Мы закончили ужин. Воздух густеет, сыреет, и появляются редкие комары. Без них разве где обойдешься?
— Впрочем, мальки калуги, Владимир Григорьевич, всей дальнейшей жизнью своей обязаны комарам: на первой стадии развития они питаются исключительно личинками комара.
— Почему я эту кусучую тварь и щажу! А ты вон давишь без жалости.
— Какая может быть жалость, когда тебя хотят заживо съесть! Не защищайся, так и кровь всю до капельки высосут.
— Восстановится!
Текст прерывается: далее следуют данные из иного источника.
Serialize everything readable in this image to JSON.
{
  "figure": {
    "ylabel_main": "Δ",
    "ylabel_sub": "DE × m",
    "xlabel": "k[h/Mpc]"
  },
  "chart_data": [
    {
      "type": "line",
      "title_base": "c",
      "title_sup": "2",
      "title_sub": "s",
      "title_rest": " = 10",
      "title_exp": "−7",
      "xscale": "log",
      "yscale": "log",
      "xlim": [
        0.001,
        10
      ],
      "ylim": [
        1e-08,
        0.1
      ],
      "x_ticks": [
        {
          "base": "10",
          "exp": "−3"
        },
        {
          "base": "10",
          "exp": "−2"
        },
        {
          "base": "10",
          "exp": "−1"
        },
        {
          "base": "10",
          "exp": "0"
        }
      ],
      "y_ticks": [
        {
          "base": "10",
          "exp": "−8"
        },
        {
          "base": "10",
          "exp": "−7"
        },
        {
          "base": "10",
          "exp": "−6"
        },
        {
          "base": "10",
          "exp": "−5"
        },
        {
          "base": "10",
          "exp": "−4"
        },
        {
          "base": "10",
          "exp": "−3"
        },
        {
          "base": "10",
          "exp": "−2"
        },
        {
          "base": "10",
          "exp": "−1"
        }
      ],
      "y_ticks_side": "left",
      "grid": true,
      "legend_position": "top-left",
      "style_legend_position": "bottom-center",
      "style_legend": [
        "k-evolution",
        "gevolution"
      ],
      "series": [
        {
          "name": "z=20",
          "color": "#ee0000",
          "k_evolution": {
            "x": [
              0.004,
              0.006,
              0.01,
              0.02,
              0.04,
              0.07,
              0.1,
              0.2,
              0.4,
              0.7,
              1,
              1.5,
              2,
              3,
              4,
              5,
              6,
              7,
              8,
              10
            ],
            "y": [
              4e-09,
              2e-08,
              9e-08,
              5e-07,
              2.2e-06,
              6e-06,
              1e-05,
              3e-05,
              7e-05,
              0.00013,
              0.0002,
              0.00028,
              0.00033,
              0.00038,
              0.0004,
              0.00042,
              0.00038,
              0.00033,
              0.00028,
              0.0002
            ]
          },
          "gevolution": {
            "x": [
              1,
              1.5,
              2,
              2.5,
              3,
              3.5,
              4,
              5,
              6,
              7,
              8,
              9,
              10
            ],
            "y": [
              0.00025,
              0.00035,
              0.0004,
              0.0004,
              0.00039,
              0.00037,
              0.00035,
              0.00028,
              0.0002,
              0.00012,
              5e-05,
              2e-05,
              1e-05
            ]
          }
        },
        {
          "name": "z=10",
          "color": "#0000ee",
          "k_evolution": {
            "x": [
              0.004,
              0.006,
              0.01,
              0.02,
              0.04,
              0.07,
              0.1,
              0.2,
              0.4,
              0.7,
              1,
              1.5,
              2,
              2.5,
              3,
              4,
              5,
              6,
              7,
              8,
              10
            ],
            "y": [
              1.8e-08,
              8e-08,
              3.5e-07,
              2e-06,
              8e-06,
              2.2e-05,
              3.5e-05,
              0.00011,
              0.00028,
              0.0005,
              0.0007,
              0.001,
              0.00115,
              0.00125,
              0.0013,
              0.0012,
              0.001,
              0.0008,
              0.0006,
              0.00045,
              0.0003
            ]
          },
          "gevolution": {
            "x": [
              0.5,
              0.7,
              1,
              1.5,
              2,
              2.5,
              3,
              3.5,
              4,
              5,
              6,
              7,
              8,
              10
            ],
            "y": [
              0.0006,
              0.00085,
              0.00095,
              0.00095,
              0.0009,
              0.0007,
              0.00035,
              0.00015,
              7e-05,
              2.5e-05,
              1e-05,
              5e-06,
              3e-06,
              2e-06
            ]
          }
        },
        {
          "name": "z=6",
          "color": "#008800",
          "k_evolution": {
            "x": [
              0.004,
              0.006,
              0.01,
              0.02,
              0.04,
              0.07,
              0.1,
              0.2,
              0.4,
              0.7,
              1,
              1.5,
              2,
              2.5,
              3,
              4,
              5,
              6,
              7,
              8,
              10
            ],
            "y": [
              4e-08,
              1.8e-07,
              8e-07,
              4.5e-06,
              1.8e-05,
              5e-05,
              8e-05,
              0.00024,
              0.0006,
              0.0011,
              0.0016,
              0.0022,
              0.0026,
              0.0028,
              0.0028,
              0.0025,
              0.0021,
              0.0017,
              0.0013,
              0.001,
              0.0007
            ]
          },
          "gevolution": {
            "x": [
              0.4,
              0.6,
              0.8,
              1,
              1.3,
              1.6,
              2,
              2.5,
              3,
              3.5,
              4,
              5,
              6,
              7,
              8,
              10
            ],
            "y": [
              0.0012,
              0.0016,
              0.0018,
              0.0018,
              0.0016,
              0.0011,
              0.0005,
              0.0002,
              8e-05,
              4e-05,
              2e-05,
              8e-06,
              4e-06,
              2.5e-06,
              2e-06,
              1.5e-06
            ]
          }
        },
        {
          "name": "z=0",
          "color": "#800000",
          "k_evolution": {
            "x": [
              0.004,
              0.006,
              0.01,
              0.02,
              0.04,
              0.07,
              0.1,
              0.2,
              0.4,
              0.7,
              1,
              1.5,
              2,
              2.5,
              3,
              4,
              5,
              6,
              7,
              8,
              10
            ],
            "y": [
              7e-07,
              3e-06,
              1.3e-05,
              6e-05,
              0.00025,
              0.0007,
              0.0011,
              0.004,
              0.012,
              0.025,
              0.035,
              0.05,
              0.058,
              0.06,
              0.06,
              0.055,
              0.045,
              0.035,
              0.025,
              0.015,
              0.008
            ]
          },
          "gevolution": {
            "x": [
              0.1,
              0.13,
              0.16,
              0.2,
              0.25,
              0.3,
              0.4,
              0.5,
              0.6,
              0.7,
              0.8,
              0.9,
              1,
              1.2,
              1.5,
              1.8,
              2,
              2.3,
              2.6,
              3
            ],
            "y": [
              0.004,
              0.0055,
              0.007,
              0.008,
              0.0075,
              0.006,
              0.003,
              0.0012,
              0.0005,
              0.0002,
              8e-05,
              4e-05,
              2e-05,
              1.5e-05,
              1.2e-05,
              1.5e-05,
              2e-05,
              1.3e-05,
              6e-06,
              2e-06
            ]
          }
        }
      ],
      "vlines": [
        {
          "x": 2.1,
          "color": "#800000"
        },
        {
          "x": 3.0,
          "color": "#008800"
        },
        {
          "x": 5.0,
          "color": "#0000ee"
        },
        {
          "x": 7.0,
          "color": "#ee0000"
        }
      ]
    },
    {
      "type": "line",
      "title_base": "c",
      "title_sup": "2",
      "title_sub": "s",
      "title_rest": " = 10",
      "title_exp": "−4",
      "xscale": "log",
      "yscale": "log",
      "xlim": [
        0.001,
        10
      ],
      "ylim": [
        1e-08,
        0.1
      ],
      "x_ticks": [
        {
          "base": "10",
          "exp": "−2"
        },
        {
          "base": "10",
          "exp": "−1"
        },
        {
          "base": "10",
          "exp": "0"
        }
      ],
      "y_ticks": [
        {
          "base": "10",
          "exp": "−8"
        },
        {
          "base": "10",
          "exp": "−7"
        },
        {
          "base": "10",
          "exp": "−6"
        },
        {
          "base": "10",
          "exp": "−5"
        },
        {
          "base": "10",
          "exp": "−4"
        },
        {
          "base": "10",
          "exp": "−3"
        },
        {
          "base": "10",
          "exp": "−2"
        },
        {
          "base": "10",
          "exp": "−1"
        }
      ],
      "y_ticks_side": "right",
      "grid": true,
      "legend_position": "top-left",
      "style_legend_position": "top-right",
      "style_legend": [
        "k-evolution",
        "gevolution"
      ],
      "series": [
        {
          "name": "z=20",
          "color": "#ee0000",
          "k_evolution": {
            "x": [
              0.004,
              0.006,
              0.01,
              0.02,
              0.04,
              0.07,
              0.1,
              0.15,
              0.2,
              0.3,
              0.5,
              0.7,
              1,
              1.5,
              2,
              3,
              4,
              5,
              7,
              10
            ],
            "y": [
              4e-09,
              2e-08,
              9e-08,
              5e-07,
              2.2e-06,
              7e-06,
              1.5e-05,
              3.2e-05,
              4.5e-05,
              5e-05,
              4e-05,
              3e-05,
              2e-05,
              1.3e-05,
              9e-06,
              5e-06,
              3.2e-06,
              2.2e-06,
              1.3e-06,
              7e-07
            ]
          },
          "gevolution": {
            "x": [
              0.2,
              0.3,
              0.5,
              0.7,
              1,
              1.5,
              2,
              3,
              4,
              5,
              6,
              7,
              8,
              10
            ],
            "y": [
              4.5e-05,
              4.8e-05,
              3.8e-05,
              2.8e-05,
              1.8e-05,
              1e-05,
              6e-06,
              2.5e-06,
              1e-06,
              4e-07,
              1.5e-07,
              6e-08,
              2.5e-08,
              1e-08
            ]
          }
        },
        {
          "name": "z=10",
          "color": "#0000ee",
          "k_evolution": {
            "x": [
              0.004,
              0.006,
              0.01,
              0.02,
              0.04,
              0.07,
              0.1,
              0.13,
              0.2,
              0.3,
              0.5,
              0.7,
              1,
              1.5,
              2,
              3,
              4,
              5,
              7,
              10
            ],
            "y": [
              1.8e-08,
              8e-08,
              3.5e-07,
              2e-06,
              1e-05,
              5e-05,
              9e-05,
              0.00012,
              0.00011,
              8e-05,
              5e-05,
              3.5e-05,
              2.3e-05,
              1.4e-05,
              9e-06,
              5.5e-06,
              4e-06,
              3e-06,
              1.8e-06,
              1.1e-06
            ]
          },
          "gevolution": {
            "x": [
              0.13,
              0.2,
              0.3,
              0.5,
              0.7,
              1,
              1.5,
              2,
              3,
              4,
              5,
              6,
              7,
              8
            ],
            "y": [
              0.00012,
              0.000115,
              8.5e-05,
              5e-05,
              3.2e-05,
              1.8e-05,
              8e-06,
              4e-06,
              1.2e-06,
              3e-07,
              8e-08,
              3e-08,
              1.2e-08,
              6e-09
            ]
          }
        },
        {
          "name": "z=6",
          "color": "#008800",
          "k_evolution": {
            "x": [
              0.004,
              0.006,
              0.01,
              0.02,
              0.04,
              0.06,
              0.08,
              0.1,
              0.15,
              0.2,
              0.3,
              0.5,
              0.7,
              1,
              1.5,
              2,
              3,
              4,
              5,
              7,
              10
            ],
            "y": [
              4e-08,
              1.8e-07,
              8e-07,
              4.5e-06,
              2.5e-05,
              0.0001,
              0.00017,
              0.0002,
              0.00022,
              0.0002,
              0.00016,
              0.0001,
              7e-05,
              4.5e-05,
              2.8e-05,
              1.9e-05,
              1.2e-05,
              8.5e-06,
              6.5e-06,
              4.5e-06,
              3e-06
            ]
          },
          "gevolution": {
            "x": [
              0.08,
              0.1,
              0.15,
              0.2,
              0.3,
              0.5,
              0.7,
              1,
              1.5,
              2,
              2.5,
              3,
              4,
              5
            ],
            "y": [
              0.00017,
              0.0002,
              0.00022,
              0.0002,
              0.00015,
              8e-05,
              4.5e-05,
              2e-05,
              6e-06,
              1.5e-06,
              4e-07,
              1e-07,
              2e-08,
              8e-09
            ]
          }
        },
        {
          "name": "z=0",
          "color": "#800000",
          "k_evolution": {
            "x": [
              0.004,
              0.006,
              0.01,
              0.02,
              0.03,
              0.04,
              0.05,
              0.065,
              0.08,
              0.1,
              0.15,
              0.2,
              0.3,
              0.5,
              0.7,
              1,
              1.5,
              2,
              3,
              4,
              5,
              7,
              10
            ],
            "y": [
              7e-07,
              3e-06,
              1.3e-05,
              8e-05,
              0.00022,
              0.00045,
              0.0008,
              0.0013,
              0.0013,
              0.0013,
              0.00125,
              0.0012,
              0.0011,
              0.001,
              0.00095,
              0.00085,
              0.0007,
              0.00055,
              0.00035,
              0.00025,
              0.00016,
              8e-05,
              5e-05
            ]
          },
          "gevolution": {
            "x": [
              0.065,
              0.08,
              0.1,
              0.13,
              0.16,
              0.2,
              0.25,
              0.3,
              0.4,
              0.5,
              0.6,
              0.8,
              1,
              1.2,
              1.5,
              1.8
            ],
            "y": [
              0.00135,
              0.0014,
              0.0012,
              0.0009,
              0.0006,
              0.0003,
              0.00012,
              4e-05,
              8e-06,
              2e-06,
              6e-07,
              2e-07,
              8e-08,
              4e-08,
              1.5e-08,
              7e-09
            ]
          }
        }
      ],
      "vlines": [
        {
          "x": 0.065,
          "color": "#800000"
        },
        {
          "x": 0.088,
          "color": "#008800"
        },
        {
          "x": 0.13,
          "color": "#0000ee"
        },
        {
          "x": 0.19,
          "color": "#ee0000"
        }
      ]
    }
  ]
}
Я думаю, паря, что комары — это естественные кровопускатели, и действие их еще можно сравнить с иглоукалыванием. Ты знаешь, как меня комары поедят хорошо, так я себя чувствую бодро. А стоит залезть в накомарник, так лень прилипает, хочется спать и ничего не делать. Комар, брат ты мой, дремать не дает!
Смотрю на него, слушаю и радуюсь, что ему здесь вольно и хорошо, как, впрочем, наверно, везде, где бывать приходится. Вынослив, неприхотлив, готов жить на чае и сухарях, лишь бы дышать природой, питаться ее дарами, набираться целительных сил. Сколько знаю его (а тому уже десять лет) — вечно он в беспокойстве, тревоге, в сборах, торопится не опоздать увидеть, постигнуть, запечатлеть.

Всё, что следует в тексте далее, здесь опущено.